Anayasanın 72. maddesinde vatan hizmetinin her Türk'ün hakkı ve görevi olduğu belirtilmekle bu hizmetin ödev niteliği vurgulanmıştır.

Her ne kadar davacı vekili dava konusu işlemin tebliği sırasında Tebligat Kanunu hükümlerine uyulmadığını öne sürmekte ve 7201 sayılı Tebligat Kanununun "Askeri Şahıslara Tebligat" başlıklı 24. maddesinde, "Astsubaylar hariç olmak üzere erata yapılacak tebliğler kıta kumandam ve müessese amiri gibi en yakı üste yapılır." hükmü yer almakta ise de anılan kanun hükmüne uygun olarak tebliğ edilmemiş olan dava konusu işlemin iptali istemiyle dava açma süresi İçerisinde bakılan davanın açıldığı dosya içeriğinden anlaşılmıştır.

Olayda, zorunlu bir devlet hizmetinin ifası ve uzaması nedeniyle atandığı yerde göreve başlayamadığını, askerlik görevini yaptığına ilişkin belgeyi eklemek suretiyle 14.1.1994 tarihli dilekçesiyle davalı idareye bildiren davacının, kazandığı sınavın saklı tutulması ve askerlik görevinin bitiminde atandığı göreve başlatılması gerekirken askerlik hizmetinin diğer zorlayıcı sebeplerle aynı nitelikte olduğu kabul edilerek hakkında 657 sayılı Yasanın 63. maddesi hükmü uygulanmak suretiyle atama onayının iptal edilmesinde hukuka uyarlık bulunmadığından idare mahkemesince davanın reddi yolunda verilen kararda hukuki isabet görülmemiştir."

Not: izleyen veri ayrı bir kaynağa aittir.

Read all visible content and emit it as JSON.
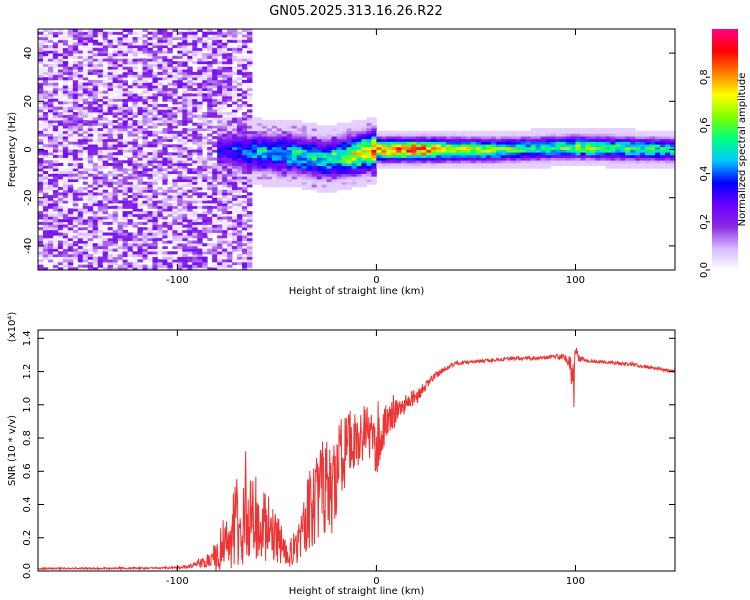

Görüleceği üzere Yüksek yargı organı atamasının yapıldığı esnada askerde olanların askerde olduklarını bildirmeleri üzerine idarece iki aylık süre sonunda göreve başlamayanların atamalarının iptal edilmesine ilişkin işlemleri hukuka uygun bulmamaktadır. Bu karar çerçevesinde idarelerin atamalarının yapıldığı esnada askerde olanların atamalarını iptal ederek yeni uyuşmazlıklara sebep olmamaları gerekmektedir. Aksi takdir de yargı organlarından yapılan idari işlemler geri dönecektir. Özellikle yeni atama dönemlerinde bu hususa idarelerce dikkat edilmelidir.